A spacecraft’s communications equipment is collectively referred to as its telecommunications (or telecom) subsystem. Key components of telecom include antennas and radio receivers. Telecommunications subsystem components are chosen for a particular spacecraft in response to the requirements of the mission. Anticipated maximum distances, planned frequency bands, desired data rates, available on-board electrical power (especially for a transmitter), and mass limitations, are all taken into account.
Tones refer to special sets of radio signals that some modern planetary exploration missions use to indicate specific events that have occurred onboard a spacecraft, such as an engine being fired or a parachute being deployed. The Juno tones are a collection of more than 100 radio signals the spacecraft can produce to indicate its status when it is operating autonomously and cannot send richer telemetry data. Tones will be the only indicators of spacecraft status during the two critical deep space maneuvers and Jupiter orbit insertion, plus the final main engine burn that reduces Juno’s orbital period to its desired 11-day cadence.
The Toroidal Low-Gain Antenna (TLGA) fills the gap between low-gain antennas by sending its signal out of the sides of the spacecraft. This antenna comes in handy during maneuvers when the other antennas must be pointed far away from the direction of Earth. Juno will rely on its TLGA during a couple of critical moments: the Deep Space Maneuvers, which adjust the spacecraft’s path on the way to Jupiter, and the Jupiter Orbit Insertion burn that will be executed upon arrival at the giant planet.
The Ultraviolet Imaging Spectrograph (UVS) will take pictures of Jupiter’s auroras in ultraviolet light. Working with Juno’s JADE and JEDI instruments, which measure the particles that create the auroras, UVS will help us understand the relationship between the auroras, the streaming particles and the magnetosphere as a whole.
An ultraviolet emission refers to light with a shorter wavelength than human eyes can detect (between violet light and x-rays in the electromagnetic spectrum). Some gases in Jupiter’s upper atmosphere give off, or emit, ultraviolet light when they absorb energy from the hail of charged particles raining down on the planet’s polar regions from the magnetosphere. Juno carries a detector (UVS) designed to study this emission from Jupiter’s auroras.
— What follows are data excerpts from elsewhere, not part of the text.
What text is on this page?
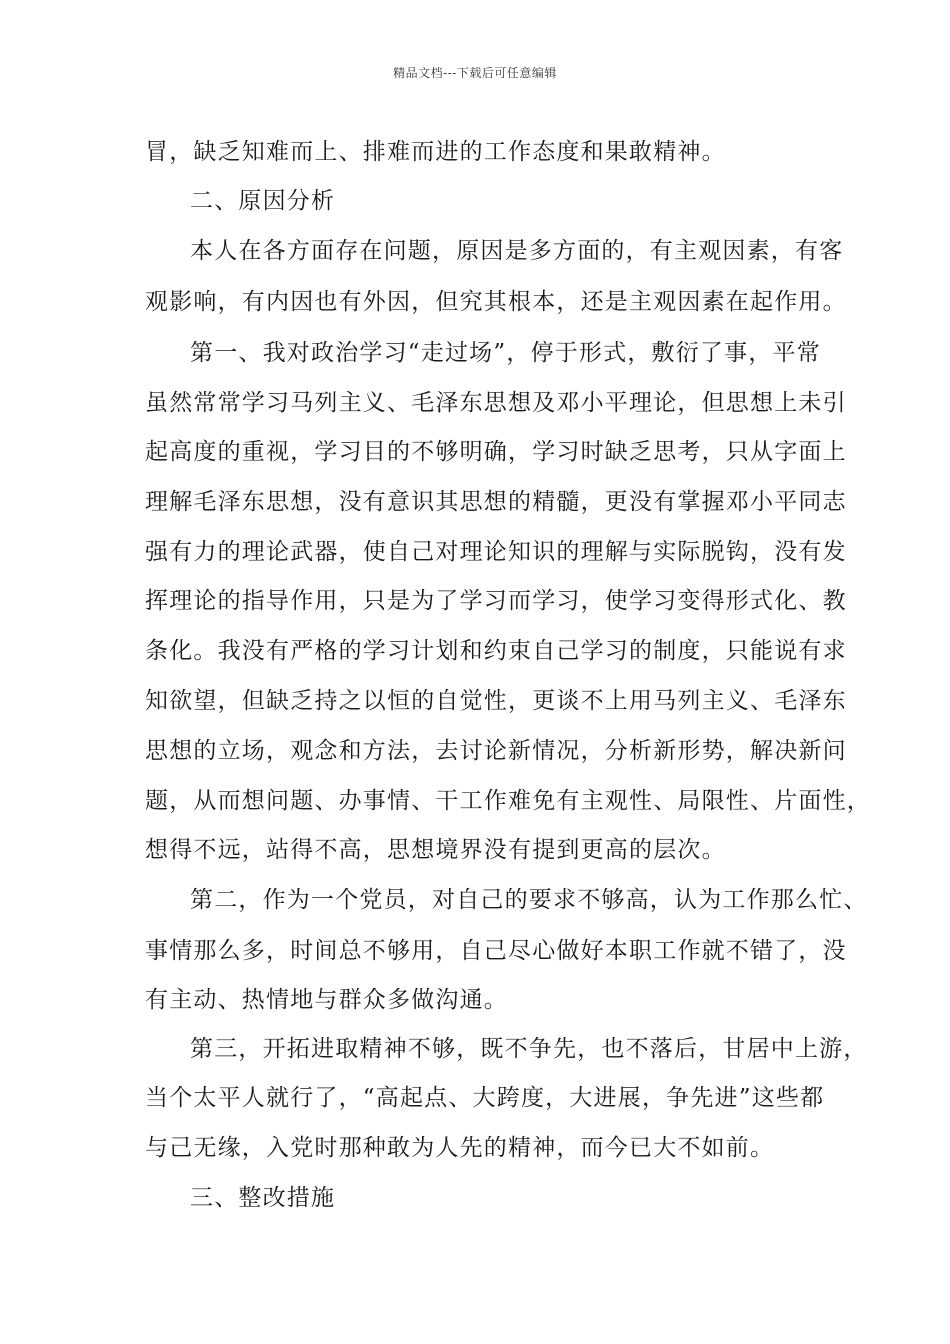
精品文档---下载后可任意编辑
冒，缺乏知难而上、排难而进的工作态度和果敢精神。
二、原因分析
本人在各方面存在问题，原因是多方面的，有主观因素，有客
观影响，有内因也有外因，但究其根本，还是主观因素在起作用。
第一、我对政治学习“走过场”，停于形式，敷衍了事，平常
虽然常常学习马列主义、毛泽东思想及邓小平理论，但思想上未引
起高度的重视，学习目的不够明确，学习时缺乏思考，只从字面上
理解毛泽东思想，没有意识其思想的精髓，更没有掌握邓小平同志
强有力的理论武器，使自己对理论知识的理解与实际脱钩，没有发
挥理论的指导作用，只是为了学习而学习，使学习变得形式化、教
条化。我没有严格的学习计划和约束自己学习的制度，只能说有求
知欲望，但缺乏持之以恒的自觉性，更谈不上用马列主义、毛泽东
思想的立场，观念和方法，去讨论新情况，分析新形势，解决新问
题，从而想问题、办事情、干工作难免有主观性、局限性、片面性，
想得不远，站得不高，思想境界没有提到更高的层次。
第二，作为一个党员，对自己的要求不够高，认为工作那么忙、
事情那么多，时间总不够用，自己尽心做好本职工作就不错了，没
有主动、热情地与群众多做沟通。
第三，开拓进取精神不够，既不争先，也不落后，甘居中上游，
当个太平人就行了，“高起点、大跨度，大进展，争先进”这些都
与己无缘，入党时那种敢为人先的精神，而今已大不如前。
三、整改措施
The universe is a vast expanse of space that contains all of the matter and energy in existence. The universe contains all of the galaxies, stars, and planets. The exact size of the universe is unknown and may be infinite. Scientists believe the universe is still expanding outward due to a violent, powerful explosion that occurred about 13.7 billion years ago.
Uranus is the seventh planet outward from the sun and is especially notable for its unique tilt, which has left the planet rotating on its side. Nearly a twin in size to Neptune, Uranus has more methane in its mainly hydrogen and helium atmosphere than Jupiter or Saturn. Methane gives Uranus its bluish tint – not because methane is blue, but because it scatters red light out of sunlight leaving mostly bluish light to be reflected by the planet.
Van Allen Belts refer to Earth’s radiation belts. This region of charged particles trapped by our planet’s magnetic field is similar to but much less intense than Jupiter’s radiation belts. The Van Allen belts were one of the first discoveries of the space age, detected in 1958 when the U.S. launched its first satellite, Explorer 1.